Tra giovedì e venerdì sono attese le linee guida del Comitato tecnico scientifico da adottare per ogni categoria.

(red.) Nel tira e molla con il Governo per pressare l’esecutivo affinché siano concesse nuove aperture da parte degli enti locali, alla fine l’hanno spuntata le regioni. Nel pomeriggio di ieri, lunedì 11 maggio, i governatori sono stati impegnati in videoconferenza con il presidente del Consiglio Giuseppe Conte e i ministri della Salute Roberto Speranza e degli Affari Regionali Francesco Boccia. E hanno ricevuto il via libera a riaprire da lunedì 18 maggio bar, ristoranti, negozi, parrucchieri ed estetisti, pur con tutte le misure di sicurezza da far rispettare.

Tanto che in queste ore il Comitato tecnico scientifico sta lavorando a una serie di misure dedicate per ogni settore (dal bar alla ristorazione e fino ai servizi alla persona) e da applicare da titolari e gestori a partire da lunedì. Con accorgimenti che prevedono anche distinzioni a livello regionale, considerando per esempio che la Lombardia e il Piemonte hanno avuto numeri più alti per quanto riguarda i casi di contagio. Giovedì 14 maggio potrebbe essere una giornata decisiva: in quell’occasione dovrebbero essere presentati dagli scienziati i primi dati su dieci giorni di misure allentate dallo scorso 4 maggio e anche le linee guida che le regioni dovranno far rispettare.

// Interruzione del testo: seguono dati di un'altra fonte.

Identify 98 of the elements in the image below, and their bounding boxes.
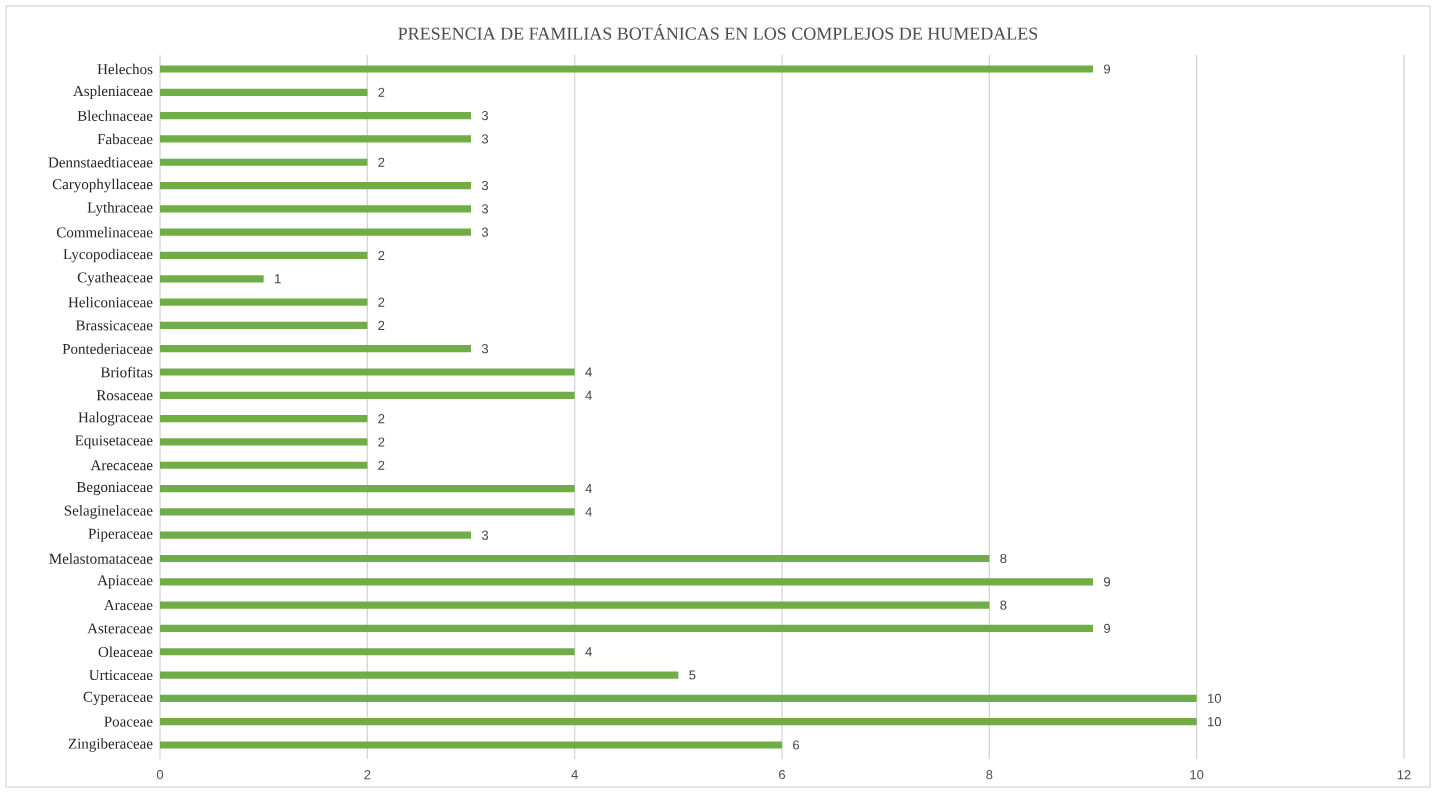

Senza dimenticare che, in caso di risalita della curva dei contagi, il Governo può intervenire disponendo nuove chiusure e zone rosse per evitare la diffusione del contagio da nuovi focolai. Ora saranno le regioni a stabilire come muoversi nelle nuove riaperture, mentre al momento non saranno ancora ammessi gli spostamenti tra regioni diverse. Sul fronte degli impianti sportivi, invece, tra palestre e piscine, il ministro dello Sport Vincenzo Spadafora al Tg1 ha annunciato la volontà di concedere le riaperture entro la fine di maggio.